7 thoughts on “In Defense of Introversion

  1. Thanks for this. I scored a 22, which would surprise many of my friends. I'm what an old friend once described as a "closet introvert." I always know a joke, enjoy pubic speaking, and generally upbeat and engaged in groups of people. What most people don't see is how draining it is on me. I like it, but it wears me out.

    The best definition I've heard of the difference between introverts and extroverts is that extroverts draw energy from being around others, and introverts draw their energy from being alone. They may like group activities, but they need to be alone to refresh.

  2. You and me both.

    That definition you provide comes from Jung, who coined the word. (it's now considered dated in the psychology world, but it still is useful sociologically.)

  3. We discuss this all the time. My husband and I are opposites. I have always considered myself an introvert and he considers himself an extrovert (as if you couldn't have guessed by knowing him). We took the self-assessment and I scored 28 and he scored 11.

    BTW, I have always loved my students who were introverts. I kept little reading "nooks" in the room just so they could have a quiet place to sit and read or work on something. I never wanted them to change, but I have had to help them when others think they need to be more "extroverted."

  4. Yeah, I could have guessed that Gotti is extroverted.

    Hell, I'm surprised he could answer any of the questions… but then I guess you probably read them to him.

    What is interesting is that I wouldn't have guessed you were so introverted. But it's often hard to know when friends are introverted, because of course you're not particularly introverted among your friends.

    And you keep on supporting your introverted students.
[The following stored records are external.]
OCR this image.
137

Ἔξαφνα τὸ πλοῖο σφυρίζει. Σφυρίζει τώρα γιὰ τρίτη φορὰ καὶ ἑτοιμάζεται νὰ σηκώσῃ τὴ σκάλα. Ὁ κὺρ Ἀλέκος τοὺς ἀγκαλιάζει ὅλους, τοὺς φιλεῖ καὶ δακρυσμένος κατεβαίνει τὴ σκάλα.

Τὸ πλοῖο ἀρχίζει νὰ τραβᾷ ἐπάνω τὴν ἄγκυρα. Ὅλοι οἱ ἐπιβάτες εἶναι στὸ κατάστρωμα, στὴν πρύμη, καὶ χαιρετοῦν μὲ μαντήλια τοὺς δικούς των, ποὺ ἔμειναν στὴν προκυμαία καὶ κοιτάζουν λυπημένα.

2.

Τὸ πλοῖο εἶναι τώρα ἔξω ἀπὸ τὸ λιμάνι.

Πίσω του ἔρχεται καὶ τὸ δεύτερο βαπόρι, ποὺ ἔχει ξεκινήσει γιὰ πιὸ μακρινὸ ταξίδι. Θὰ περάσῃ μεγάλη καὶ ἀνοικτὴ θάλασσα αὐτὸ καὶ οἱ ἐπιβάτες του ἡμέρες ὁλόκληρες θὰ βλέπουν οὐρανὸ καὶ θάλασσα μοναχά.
One of them might be a young little Zora!

  5. PCM,

    As an introvert did you find your year working as a cop tiring? Do they screen out introverts for policing? What do police agencies screen for? Did you have a psyche eval. for BPD?

    I seriously considered joining the RCMP, but I'm an introvert. I think I would have been miserable. I probably would have changed careers after a couple of years. Constantly working with the public would have been draining. Years ago I once had summer job working in the hardware department of a large Canadian chain store. I was always exhausted after working a long day with customers. For me it was more tiring than construction.

    Policing and retail sales just wasn't for this introvert.

    p.s. The stories you've told of your dad make him seem to be a gregarious extrovert. How about your brother? Isn't he in show biz?

    -From Canada (land of the introverts)

  6. I think introverts make fine cops because the job involves a lot of down time. The job is not action packed 24-7.

    Keep in mind I'm not shy. And I have no problem speaking in public. I could see an extreme introvert having problems problems. Because sometimes you just have to act. There's a fine line between thinking and doing the right thing and freezing and getting shot.

    And extrovert cops can get bored and do stupid shit (they also probably make more traffic stops).

    Extrovert: "I'm bored. Let's drive to the Southeast cause there's a stripper I want to bang and she might be outside taking a break and smoking!"

    Introvert: "Slow night. I'll just park here on this drug corner and read till I hear something come out over the radio. Or maybe I'll talk a walk and patrol on foot."

    Also, as a cop your role vis-a-vis the public is very well defined. So it's not hard for an introvert at all. You never have to mingle and make small talk with strangers!

    And actually, my favorite call for some reason was pulling up on a big streetfight! I used to love those. Introverts can like adrenalin, too! And I loved turning disorder into order. Some extroverted cops I know were very good at doing the opposite.

    And yes, everybody else in my family is an extrovert. My mom, too.

  7. If you mind working with the public, that could be an issue. I like working the public, if our roles are very clearly defined. I loved waiting tables, for instance.

    I've never worked in retail… but unlike retail, when you're a cop, the public is not always right!

    And again, as a cop you're almost never dealing with the public for 8-hours straight.